De son côté, enceinte d’une petite fille, Mai livre un témoignage similaire : « On se pose la question de savoir si elle sera très métissée. Son prénom d’usage sera français, mais son deuxième prénom sera vietnamien. J’aimerais qu’elle porte cet héritage asiatique dans son nom ».

Même schéma pour Valérie et Pierre, dont le petit garçon de deux ans qu’ils ont récemment adopté en Chine, Gabriel, garde son prénom d’origine, Ming Qi, en deuxième prénom. « J’ai une double culture et j’aimerais lui transmettre ça », déclare son père.

 

« Mon père nous emmenait tous les dimanches dans le 13e pour manger asiatique. Avec les enfants, on y va souvent, exactement dans le même restaurant où on allait quand j’étais petit. » 

 

Plus qu’un prénom, c’est donc une langue, une culture et parfois même une religion qui se perpétuent à travers les enfants. Mai, qui souhaite également apprendre le vietnamien à sa fille, se réjouit qu’elle naisse sous le signe du cochon, au début de l’année 2019. « Ce signe regroupe des personnes généreuses, qui ont le cœur sur la main. Ma grand-mère est de ce signe aussi », justifie-t-elle.

L’importance accordée à l’astrologie est parfois source d’étonnement : « Pour la naissance de Tao, son grand-père Hai lui avait offert un buffle », se souvient Adèle. « Je n’avais pas compris tout de suite pourquoi il offrait une vache à un bébé, j’ai trouvé ça bizarre avant qu’on m’explique ! »
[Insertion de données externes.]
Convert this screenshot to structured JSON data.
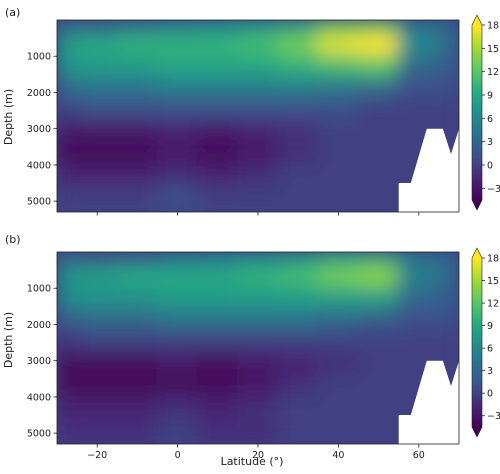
{
  "chart_data": [
    {
      "type": "heatmap",
      "panel_label": "(a)",
      "xlabel": "",
      "ylabel": "Depth (m)",
      "xlim": [
        -30,
        70
      ],
      "ylim": [
        5300,
        0
      ],
      "x_ticks": [
        -20,
        0,
        20,
        40,
        60
      ],
      "x_tick_labels_shown": false,
      "y_ticks": [
        1000,
        2000,
        3000,
        4000,
        5000
      ],
      "colorbar": {
        "min": -4.5,
        "max": 18,
        "ticks": [
          -3,
          0,
          3,
          6,
          9,
          12,
          15,
          18
        ],
        "colormap": "viridis",
        "extend": "both"
      },
      "x": [
        -30,
        -20,
        -10,
        0,
        10,
        20,
        30,
        40,
        50,
        60,
        70
      ],
      "y": [
        100,
        700,
        1300,
        1900,
        2500,
        3100,
        3700,
        4300,
        4900
      ],
      "z": [
        [
          3,
          2,
          4,
          5,
          6,
          7,
          8,
          12,
          12,
          4,
          3
        ],
        [
          8,
          9,
          10,
          10,
          10,
          11,
          13,
          17,
          18,
          6,
          3
        ],
        [
          7,
          8,
          8,
          9,
          9,
          9,
          10,
          11,
          12,
          3,
          2
        ],
        [
          3,
          4,
          4,
          5,
          5,
          5,
          5,
          4,
          3,
          1,
          1
        ],
        [
          0,
          1,
          1,
          1,
          1,
          1,
          1,
          1,
          0,
          0,
          0
        ],
        [
          -3,
          -3,
          -3,
          -2,
          -3,
          -2,
          -1,
          0,
          0,
          0,
          0
        ],
        [
          -4,
          -4,
          -4,
          -3,
          -4,
          -3,
          -1,
          0,
          0,
          0,
          0
        ],
        [
          -2,
          -2,
          -2,
          -1,
          -2,
          -1,
          0,
          0,
          0,
          0,
          0
        ],
        [
          0,
          0,
          0,
          1,
          0,
          0,
          0,
          0,
          0,
          0,
          0
        ]
      ],
      "land_mask": [
        [
          55,
          5300
        ],
        [
          55,
          4500
        ],
        [
          58,
          4500
        ],
        [
          62,
          3000
        ],
        [
          66,
          3000
        ],
        [
          68,
          3700
        ],
        [
          70,
          3000
        ],
        [
          70,
          5300
        ]
      ]
    },
    {
      "type": "heatmap",
      "panel_label": "(b)",
      "xlabel": "Latitude (°)",
      "ylabel": "Depth (m)",
      "xlim": [
        -30,
        70
      ],
      "ylim": [
        5300,
        0
      ],
      "x_ticks": [
        -20,
        0,
        20,
        40,
        60
      ],
      "x_tick_labels_shown": true,
      "y_ticks": [
        1000,
        2000,
        3000,
        4000,
        5000
      ],
      "colorbar": {
        "min": -4.5,
        "max": 18,
        "ticks": [
          -3,
          0,
          3,
          6,
          9,
          12,
          15,
          18
        ],
        "colormap": "viridis",
        "extend": "both"
      },
      "x": [
        -30,
        -20,
        -10,
        0,
        10,
        20,
        30,
        40,
        50,
        60,
        70
      ],
      "y": [
        100,
        700,
        1300,
        1900,
        2500,
        3100,
        3700,
        4300,
        4900
      ],
      "z": [
        [
          3,
          1,
          2,
          4,
          5,
          6,
          7,
          9,
          9,
          4,
          3
        ],
        [
          7,
          8,
          9,
          9,
          9,
          10,
          11,
          13,
          14,
          5,
          3
        ],
        [
          6,
          7,
          7,
          8,
          8,
          8,
          8,
          8,
          8,
          3,
          2
        ],
        [
          2,
          3,
          3,
          4,
          4,
          4,
          4,
          3,
          2,
          1,
          1
        ],
        [
          -1,
          0,
          0,
          0,
          0,
          0,
          0,
          0,
          0,
          0,
          0
        ],
        [
          -4,
          -4,
          -4,
          -3,
          -4,
          -3,
          -2,
          -1,
          0,
          0,
          0
        ],
        [
          -4,
          -4,
          -4,
          -4,
          -4,
          -3,
          -1,
          0,
          0,
          0,
          0
        ],
        [
          -2,
          -2,
          -2,
          -1,
          -2,
          -1,
          0,
          0,
          0,
          0,
          0
        ],
        [
          -1,
          -1,
          -1,
          0,
          -1,
          -1,
          0,
          0,
          0,
          0,
          0
        ]
      ],
      "land_mask": [
        [
          55,
          5300
        ],
        [
          55,
          4500
        ],
        [
          58,
          4500
        ],
        [
          62,
          3000
        ],
        [
          66,
          3000
        ],
        [
          68,
          3700
        ],
        [
          70,
          3000
        ],
        [
          70,
          5300
        ]
      ]
    }
  ]
}
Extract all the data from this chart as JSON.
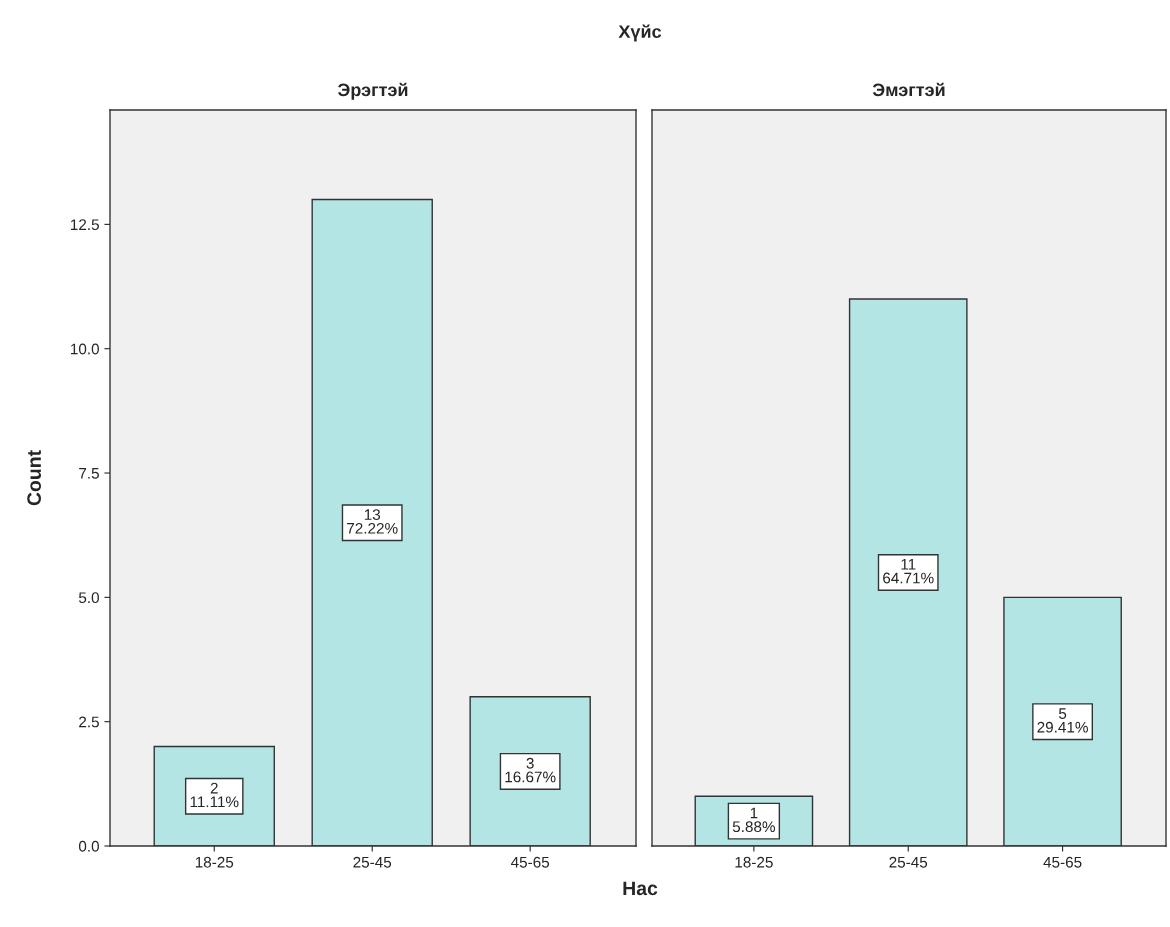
{
  "chart_data": [
    {
      "type": "bar",
      "title": "Эрэгтэй",
      "ylabel": "Count",
      "xlabel": "Нас",
      "annotations": [
        "Хүйс"
      ],
      "categories": [
        "18-25",
        "25-45",
        "45-65"
      ],
      "series": [
        {
          "color": "#b3e5e5",
          "values": [
            2,
            13,
            3
          ],
          "value_labels": [
            "2\n11.11%",
            "13\n72.22%",
            "3\n16.67%"
          ]
        }
      ],
      "ylim": [
        0,
        14.8
      ],
      "yticks": [
        {
          "value": 0,
          "label": "0.0"
        },
        {
          "value": 2.5,
          "label": "2.5"
        },
        {
          "value": 5,
          "label": "5.0"
        },
        {
          "value": 7.5,
          "label": "7.5"
        },
        {
          "value": 10,
          "label": "10.0"
        },
        {
          "value": 12.5,
          "label": "12.5"
        }
      ],
      "grid": false,
      "legend": false
    },
    {
      "type": "bar",
      "title": "Эмэгтэй",
      "categories": [
        "18-25",
        "25-45",
        "45-65"
      ],
      "series": [
        {
          "color": "#b3e5e5",
          "values": [
            1,
            11,
            5
          ],
          "value_labels": [
            "1\n5.88%",
            "11\n64.71%",
            "5\n29.41%"
          ]
        }
      ],
      "ylim": [
        0,
        14.8
      ],
      "tick_labels": "x",
      "grid": false,
      "legend": false
    }
  ]
}
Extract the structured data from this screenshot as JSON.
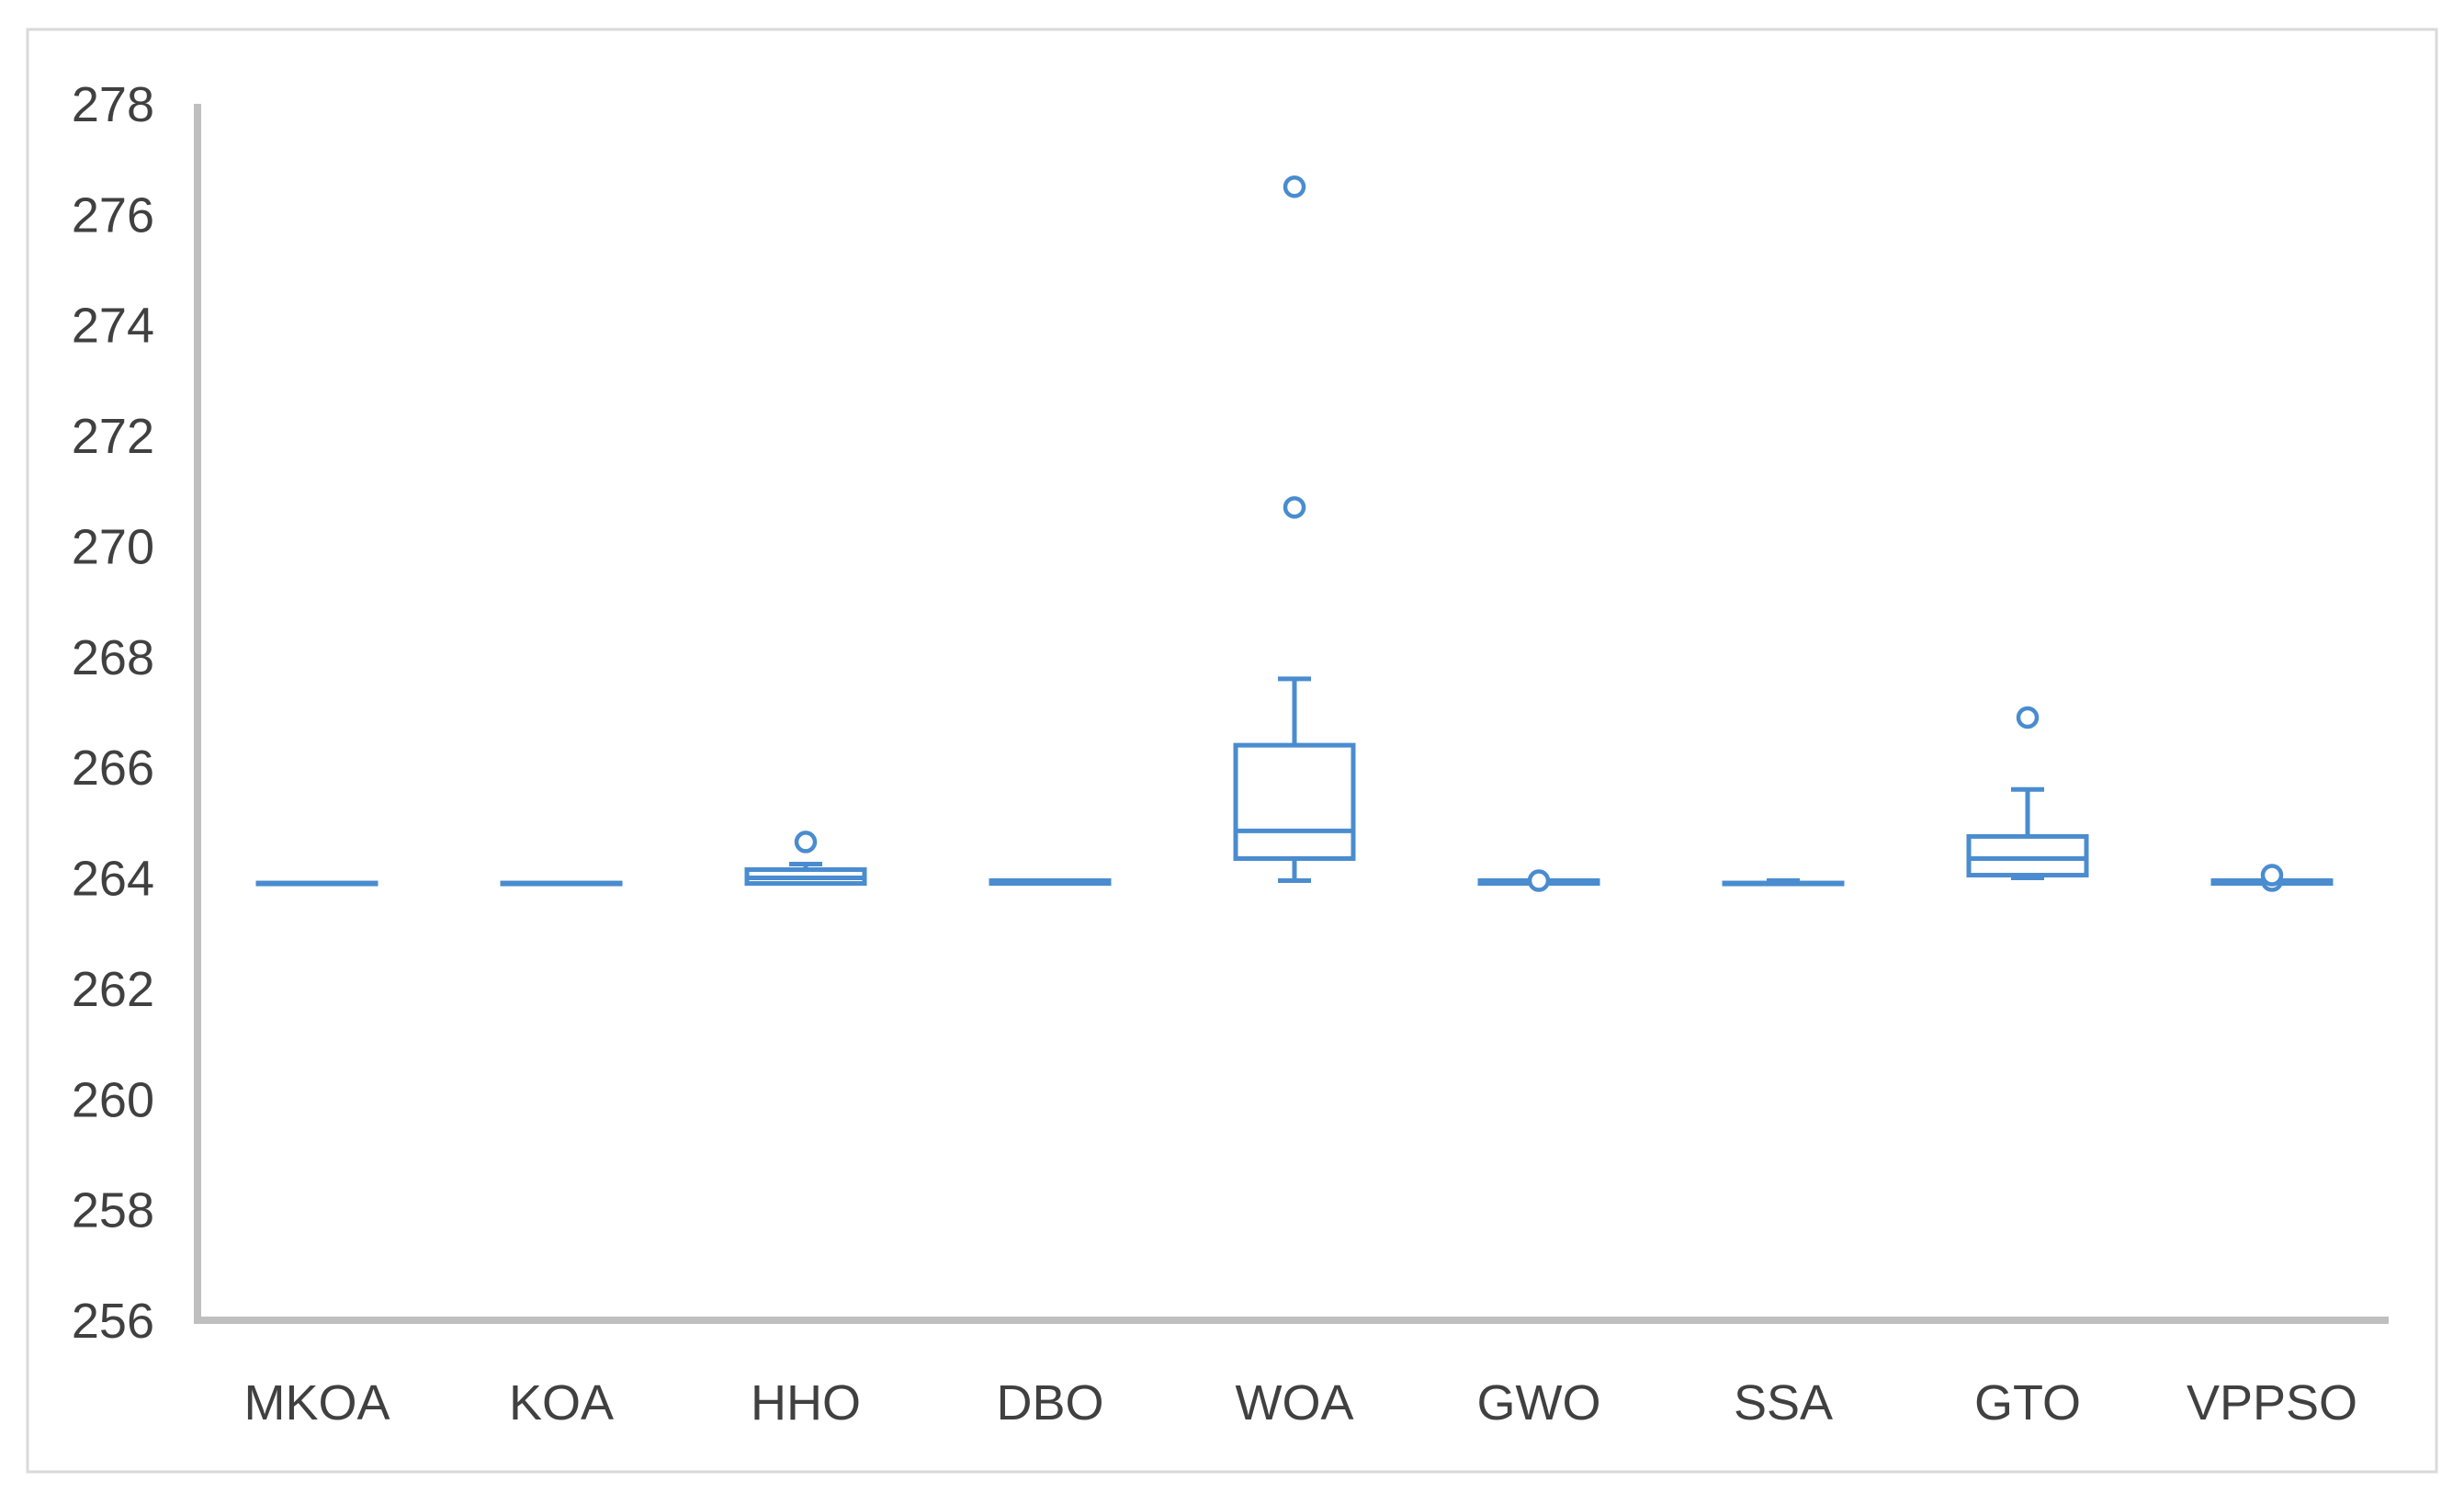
{
  "chart_data": {
    "type": "box",
    "title": "",
    "xlabel": "",
    "ylabel": "",
    "ylim": [
      256,
      278
    ],
    "yticks": [
      "256",
      "258",
      "260",
      "262",
      "264",
      "266",
      "268",
      "270",
      "272",
      "274",
      "276",
      "278"
    ],
    "grid": false,
    "legend": "none",
    "series_color": "#4a8ccf",
    "categories": [
      "MKOA",
      "KOA",
      "HHO",
      "DBO",
      "WOA",
      "GWO",
      "SSA",
      "GTO",
      "VPPSO"
    ],
    "boxes": [
      {
        "name": "MKOA",
        "min": 263.9,
        "q1": 263.9,
        "median": 263.9,
        "q3": 263.9,
        "max": 263.9,
        "outliers": []
      },
      {
        "name": "KOA",
        "min": 263.9,
        "q1": 263.9,
        "median": 263.9,
        "q3": 263.9,
        "max": 263.9,
        "outliers": []
      },
      {
        "name": "HHO",
        "min": 263.9,
        "q1": 263.9,
        "median": 264.0,
        "q3": 264.15,
        "max": 264.25,
        "outliers": [
          264.65
        ]
      },
      {
        "name": "DBO",
        "min": 263.9,
        "q1": 263.9,
        "median": 263.95,
        "q3": 263.95,
        "max": 263.95,
        "outliers": []
      },
      {
        "name": "WOA",
        "min": 263.95,
        "q1": 264.35,
        "median": 264.85,
        "q3": 266.4,
        "max": 267.6,
        "outliers": [
          270.7,
          276.5
        ]
      },
      {
        "name": "GWO",
        "min": 263.9,
        "q1": 263.9,
        "median": 263.95,
        "q3": 263.95,
        "max": 263.95,
        "outliers": [
          263.95
        ]
      },
      {
        "name": "SSA",
        "min": 263.9,
        "q1": 263.9,
        "median": 263.9,
        "q3": 263.9,
        "max": 263.95,
        "outliers": []
      },
      {
        "name": "GTO",
        "min": 264.0,
        "q1": 264.05,
        "median": 264.35,
        "q3": 264.75,
        "max": 265.6,
        "outliers": [
          266.9
        ]
      },
      {
        "name": "VPPSO",
        "min": 263.9,
        "q1": 263.9,
        "median": 263.95,
        "q3": 263.95,
        "max": 263.95,
        "outliers": [
          263.95,
          264.05
        ]
      }
    ]
  }
}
Guillaume, pour sa part, confie marcher dans les pas de son père : « Il nous emmenait tous les dimanches dans le 13e pour manger asiatique. Avec les enfants, on y va souvent, exactement dans le même restaurant où on allait quand j’étais petit. » Le couple a aussi inscrit pendant un temps l’aîné, Tao, au cours de chinois (bien que son père ne le parle pas). « Nos enfants sont très curieux, ils disent qu’ils ont envie d’aller en Chine », indique-t-il. Pas de doute, le bonheur du métissage se transmet aussi par la descendance. 

Article initialement publié dans le magazine Koï, numéro 9, janvier/février 2019.